Наконец переселился. Сердце радовалось, так было все удобно, уютно, хорошо. Больше всего мне нравилась сама улица, широкая, тихая, засаженная большими липами. Из окон, из так называемого фонаря — перспектива на обе стороны: налево к Калужским воротам, направо к Донскому монастырю, к церкви «Риз положения» (XVII век, наш приход).

Погода стоит жаркая — май месяц. Ложусь, на ночь открываю окна. Воров бояться нечего, третий этаж. Довольный засыпаю на новоселье. Однако часу в первом просыпаюсь от какого-то неистового грохота, такого равномерного и бесконечного. Что бы это могло быть? А грохот по Донской несется неустанно. Совсем проснулся, не могу уснуть. И чувствую я, что, кроме грохота, чем-то смущено и обоняние мое. Встаю, подхожу к открытому настежь окну и вижу: от самой Калужской площади и сюда, к Донскому монастырю, не спеша громыхают сотнями «зеленые бочки», те самые, на которых езжал толстовский Аким из «Власти тьмы».

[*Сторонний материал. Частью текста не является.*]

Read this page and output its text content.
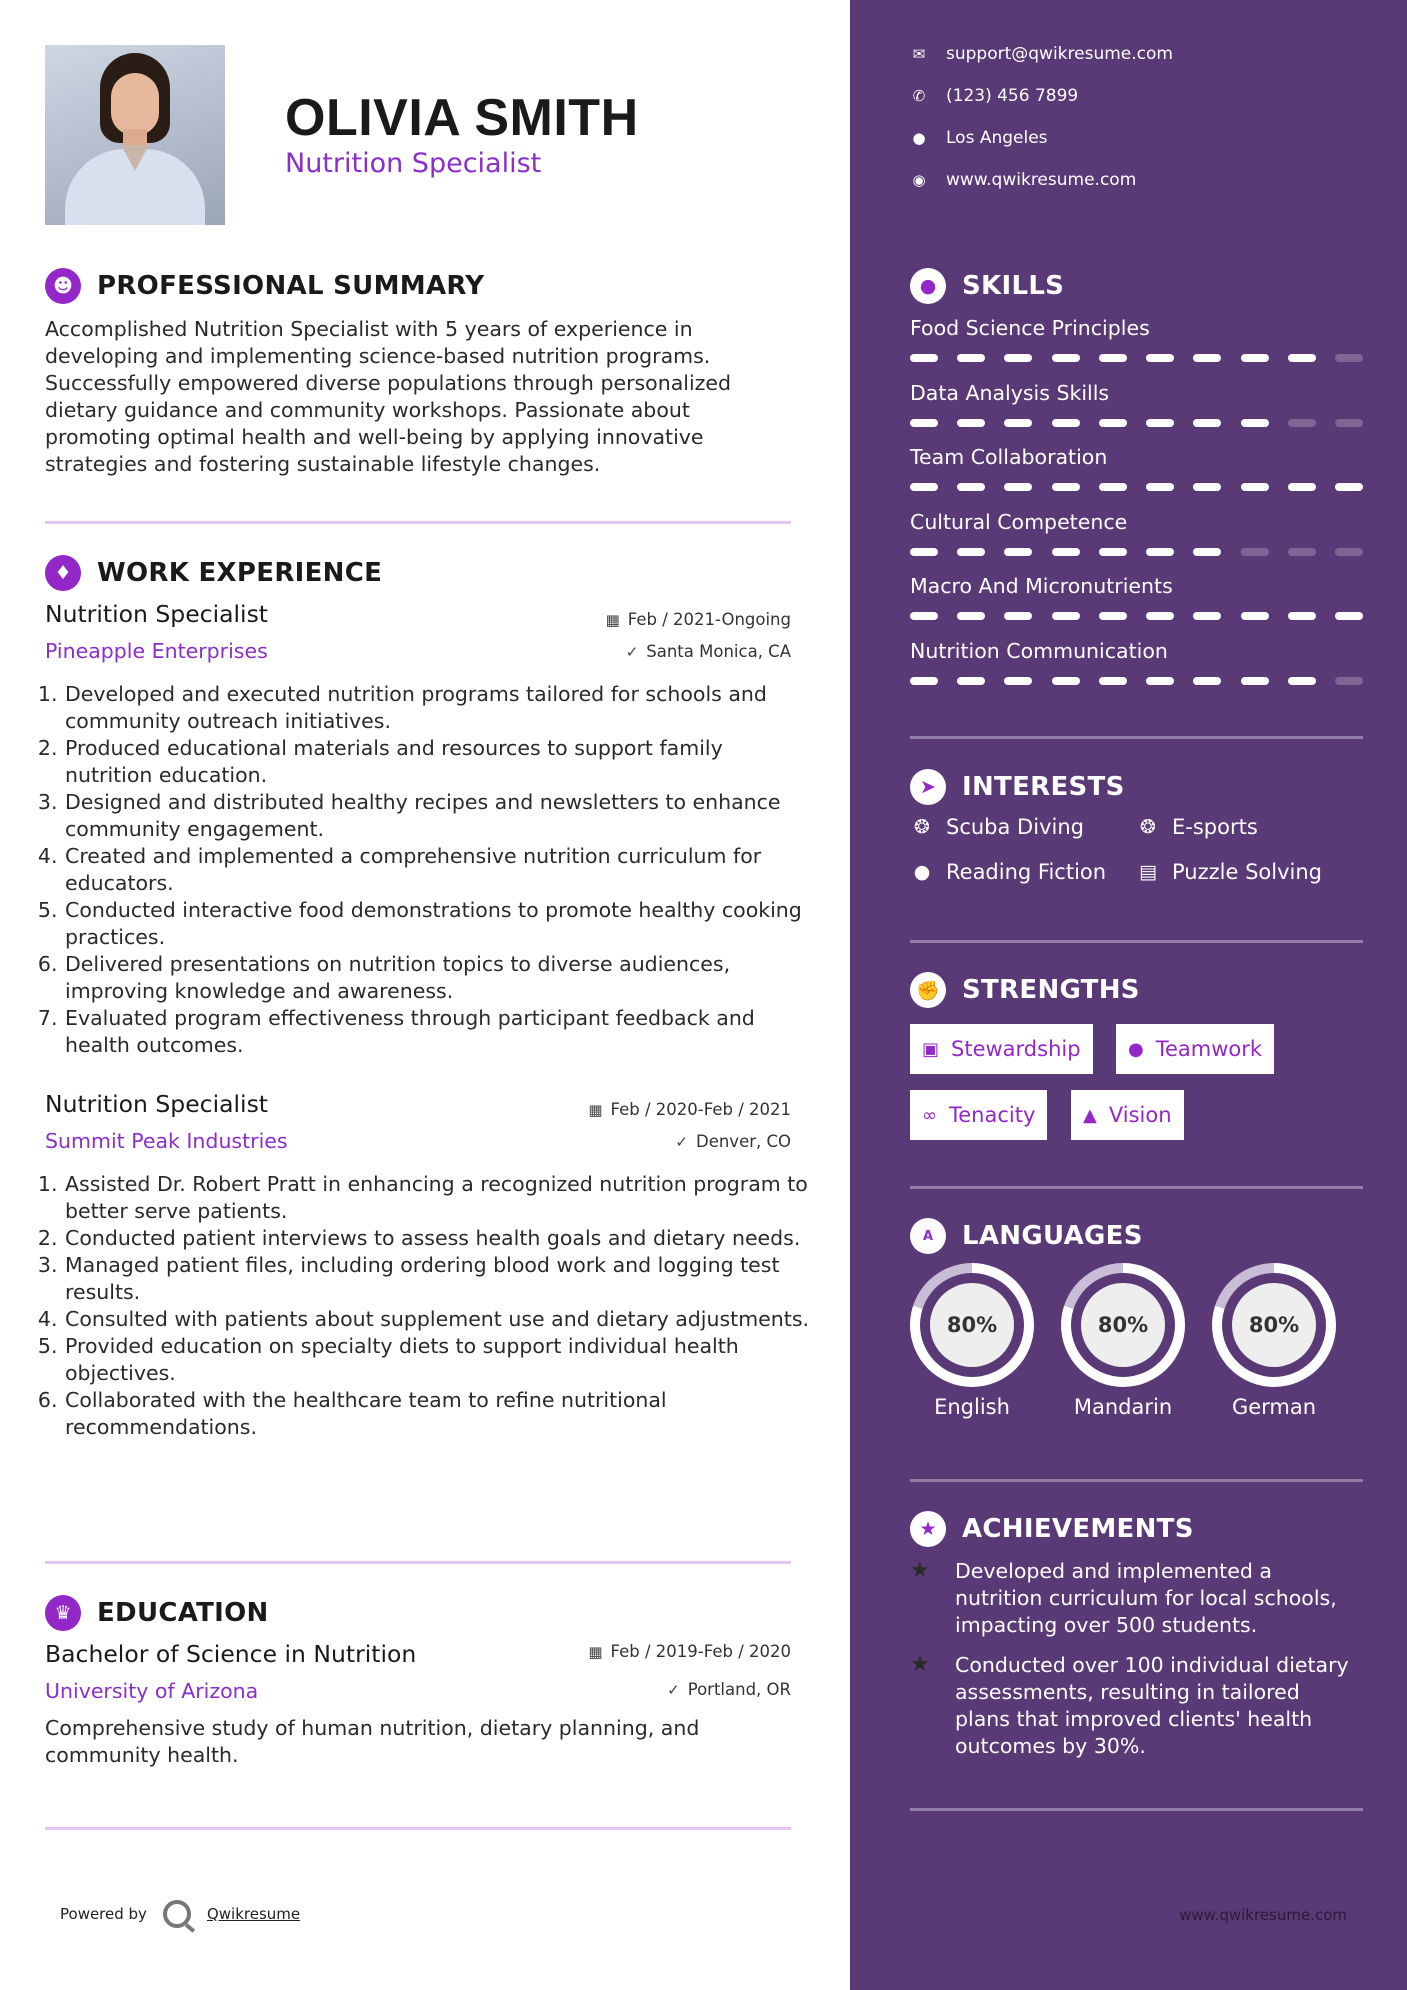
OLIVIA SMITH
Nutrition Specialist
☻ PROFESSIONAL SUMMARY
Accomplished Nutrition Specialist with 5 years of experience in
developing and implementing science-based nutrition programs.
Successfully empowered diverse populations through personalized
dietary guidance and community workshops. Passionate about
promoting optimal health and well-being by applying innovative
strategies and fostering sustainable lifestyle changes.
♦ WORK EXPERIENCE
Nutrition Specialist	▦ Feb / 2021-Ongoing
Pineapple Enterprises	✓ Santa Monica, CA
1. Developed and executed nutrition programs tailored for schools and community outreach initiatives.
2. Produced educational materials and resources to support family nutrition education.
3. Designed and distributed healthy recipes and newsletters to enhance community engagement.
4. Created and implemented a comprehensive nutrition curriculum for educators.
5. Conducted interactive food demonstrations to promote healthy cooking practices.
6. Delivered presentations on nutrition topics to diverse audiences, improving knowledge and awareness.
7. Evaluated program effectiveness through participant feedback and health outcomes.
Nutrition Specialist	▦ Feb / 2020-Feb / 2021
Summit Peak Industries	✓ Denver, CO
1. Assisted Dr. Robert Pratt in enhancing a recognized nutrition program to better serve patients.
2. Conducted patient interviews to assess health goals and dietary needs.
3. Managed patient files, including ordering blood work and logging test results.
4. Consulted with patients about supplement use and dietary adjustments.
5. Provided education on specialty diets to support individual health objectives.
6. Collaborated with the healthcare team to refine nutritional recommendations.
♛ EDUCATION
Bachelor of Science in Nutrition	▦ Feb / 2019-Feb / 2020
University of Arizona	✓ Portland, OR
Comprehensive study of human nutrition, dietary planning, and
community health.
Powered by	Qwikresume	www.qwikresume.com
✉ support@qwikresume.com
✆ (123) 456 7899
● Los Angeles
◉ www.qwikresume.com
● SKILLS
Food Science Principles
Data Analysis Skills
Team Collaboration
Cultural Competence
Macro And Micronutrients
Nutrition Communication
➤	INTERESTS
❂ Scuba Diving	❂ E-sports
● Reading Fiction ▤ Puzzle Solving
✊ STRENGTHS
▣ Stewardship	● Teamwork
∞ Tenacity	▲ Vision
A	LANGUAGES
80%
English
80%
Mandarin
80%
German
★ ACHIEVEMENTS
★	Developed and implemented a
nutrition curriculum for local schools,
impacting over 500 students.
★	Conducted over 100 individual dietary
assessments, resulting in tailored
plans that improved clients' health
outcomes by 30%.
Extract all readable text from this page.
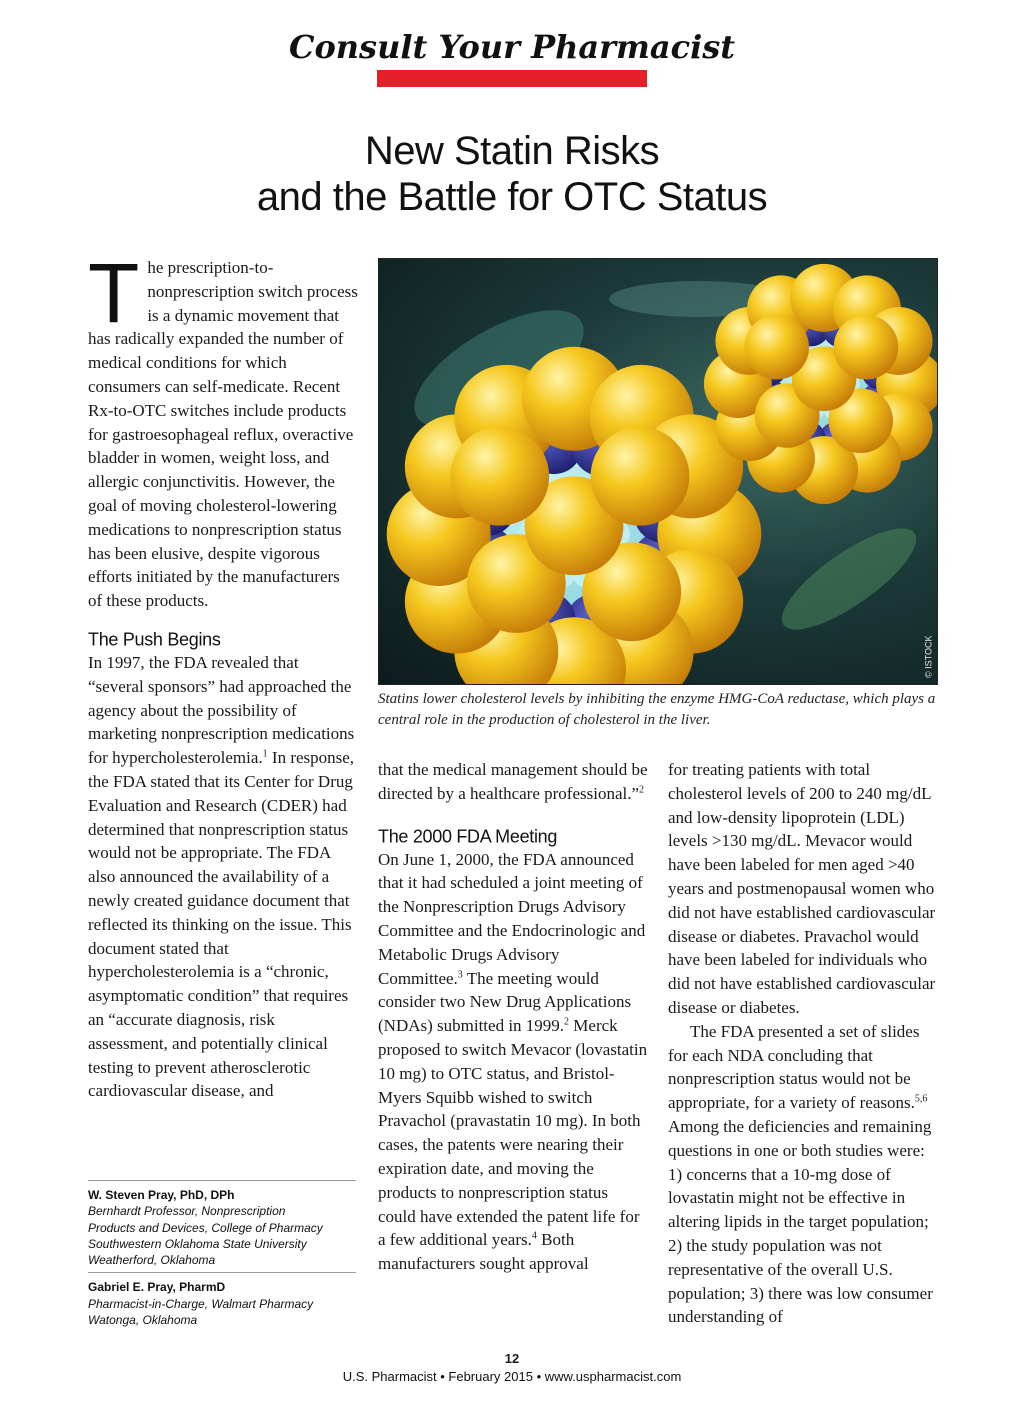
Consult Your Pharmacist
New Statin Risks
and the Battle for OTC Status

The prescription-to-nonprescription switch process is a dynamic movement that has radically expanded the number of medical conditions for which consumers can self-medicate. Recent Rx-to-OTC switches include products for gastroesophageal reflux, overactive bladder in women, weight loss, and allergic conjunctivitis. However, the goal of moving cholesterol-lowering medications to nonprescription status has been elusive, despite vigorous efforts initiated by the manufacturers of these products.

The Push Begins

In 1997, the FDA revealed that “several sponsors” had approached the agency about the possibility of marketing nonprescription medications for hypercholesterolemia.$^1$ In response, the FDA stated that its Center for Drug Evaluation and Research (CDER) had determined that nonprescription status would not be appropriate. The FDA also announced the availability of a newly created guidance document that reflected its thinking on the issue. This document stated that hypercholesterolemia is a “chronic, asymptomatic condition” that requires an “accurate diagnosis, risk assessment, and potentially clinical testing to prevent atherosclerotic cardiovascular disease, and

© ISTOCK

Statins lower cholesterol levels by inhibiting the enzyme HMG-CoA reductase, which plays a central role in the production of cholesterol in the liver.

that the medical management should be directed by a healthcare professional.”$^2$

The 2000 FDA Meeting

On June 1, 2000, the FDA announced that it had scheduled a joint meeting of the Nonprescription Drugs Advisory Committee and the Endocrinologic and Metabolic Drugs Advisory Committee.$^3$ The meeting would consider two New Drug Applications (NDAs) submitted in 1999.$^2$ Merck proposed to switch Mevacor (lovastatin 10 mg) to OTC status, and Bristol-Myers Squibb wished to switch Pravachol (pravastatin 10 mg). In both cases, the patents were nearing their expiration date, and moving the products to nonprescription status could have extended the patent life for a few additional years.$^4$ Both manufacturers sought approval

for treating patients with total cholesterol levels of 200 to 240 mg/dL and low-density lipoprotein (LDL) levels >130 mg/dL. Mevacor would have been labeled for men aged >40 years and postmenopausal women who did not have established cardiovascular disease or diabetes. Pravachol would have been labeled for individuals who did not have established cardiovascular disease or diabetes.

The FDA presented a set of slides for each NDA concluding that nonprescription status would not be appropriate, for a variety of reasons.$^{5,6}$ Among the deficiencies and remaining questions in one or both studies were: 1) concerns that a 10-mg dose of lovastatin might not be effective in altering lipids in the target population; 2) the study population was not representative of the overall U.S. population; 3) there was low consumer understanding of

W. Steven Pray, PhD, DPh
Bernhardt Professor, Nonprescription
Products and Devices, College of Pharmacy
Southwestern Oklahoma State University
Weatherford, Oklahoma
Gabriel E. Pray, PharmD
Pharmacist-in-Charge, Walmart Pharmacy
Watonga, Oklahoma
12
U.S. Pharmacist • February 2015 • www.uspharmacist.com
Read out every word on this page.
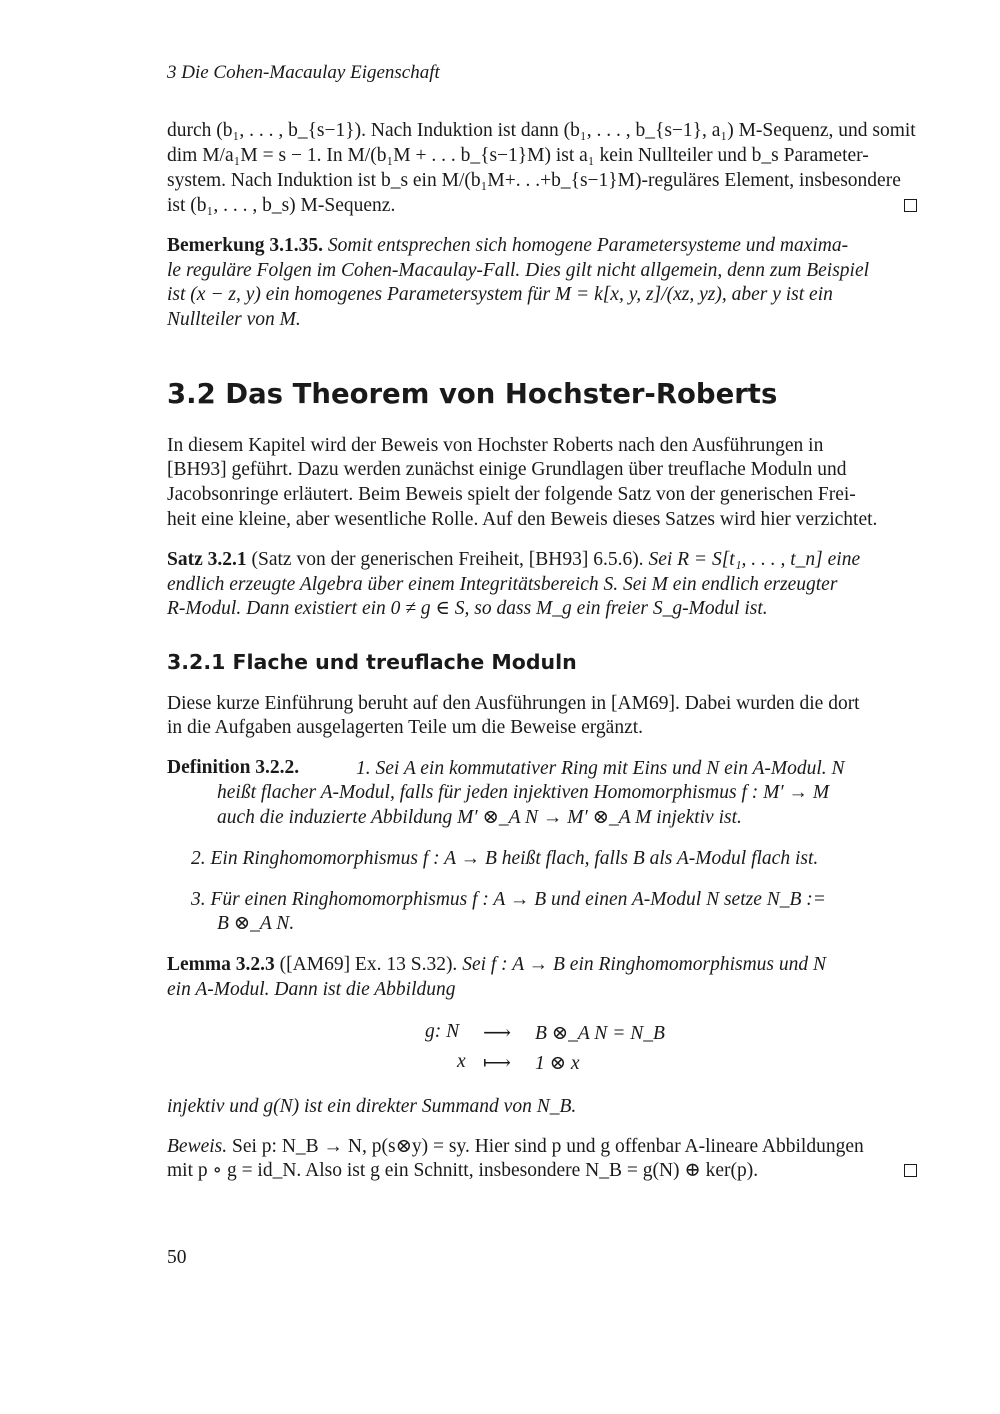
3 Die Cohen-Macaulay Eigenschaft
durch (b₁, . . . , b_{s−1}). Nach Induktion ist dann (b₁, . . . , b_{s−1}, a₁) M-Sequenz, und somit
dim M/a₁M = s − 1. In M/(b₁M + . . . b_{s−1}M) ist a₁ kein Nullteiler und b_s Parameter-
system. Nach Induktion ist b_s ein M/(b₁M+. . .+b_{s−1}M)-reguläres Element, insbesondere
ist (b₁, . . . , b_s) M-Sequenz.
Bemerkung 3.1.35. Somit entsprechen sich homogene Parametersysteme und maxima-
le reguläre Folgen im Cohen-Macaulay-Fall. Dies gilt nicht allgemein, denn zum Beispiel
ist (x − z, y) ein homogenes Parametersystem für M = k[x, y, z]/(xz, yz), aber y ist ein
Nullteiler von M.
3.2 Das Theorem von Hochster-Roberts
In diesem Kapitel wird der Beweis von Hochster Roberts nach den Ausführungen in
[BH93] geführt. Dazu werden zunächst einige Grundlagen über treuflache Moduln und
Jacobsonringe erläutert. Beim Beweis spielt der folgende Satz von der generischen Frei-
heit eine kleine, aber wesentliche Rolle. Auf den Beweis dieses Satzes wird hier verzichtet.
Satz 3.2.1 (Satz von der generischen Freiheit, [BH93] 6.5.6). Sei R = S[t₁, . . . , t_n] eine
endlich erzeugte Algebra über einem Integritätsbereich S. Sei M ein endlich erzeugter
R-Modul. Dann existiert ein 0 ≠ g ∈ S, so dass M_g ein freier S_g-Modul ist.
3.2.1 Flache und treuflache Moduln
Diese kurze Einführung beruht auf den Ausführungen in [AM69]. Dabei wurden die dort
in die Aufgaben ausgelagerten Teile um die Beweise ergänzt.
Definition 3.2.2.	1. Sei A ein kommutativer Ring mit Eins und N ein A-Modul. N
heißt flacher A-Modul, falls für jeden injektiven Homomorphismus f : M′ → M
auch die induzierte Abbildung M′ ⊗_A N → M′ ⊗_A M injektiv ist.
2. Ein Ringhomomorphismus f : A → B heißt flach, falls B als A-Modul flach ist.
3. Für einen Ringhomomorphismus f : A → B und einen A-Modul N setze N_B :=
B ⊗_A N.
Lemma 3.2.3 ([AM69] Ex. 13 S.32). Sei f : A → B ein Ringhomomorphismus und N
ein A-Modul. Dann ist die Abbildung
g: N ⟶ B ⊗_A N = N_B
x ⟼ 1 ⊗ x
injektiv und g(N) ist ein direkter Summand von N_B.
Beweis. Sei p: N_B → N, p(s⊗y) = sy. Hier sind p und g offenbar A-lineare Abbildungen
mit p ∘ g = id_N. Also ist g ein Schnitt, insbesondere N_B = g(N) ⊕ ker(p).
50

Так вот какова разгадка! Донская, моя прекрасная Донская, с липовыми аллеями по обе стороны широких панелей, входит в число тех улиц, по которым каждую ночь до рассвета, чуть не бо́льшую часть года, тянутся со всей Белокаменной к свалкам ассенизационные обозы. И так будет, пока «отцы города» не устроят канализацию.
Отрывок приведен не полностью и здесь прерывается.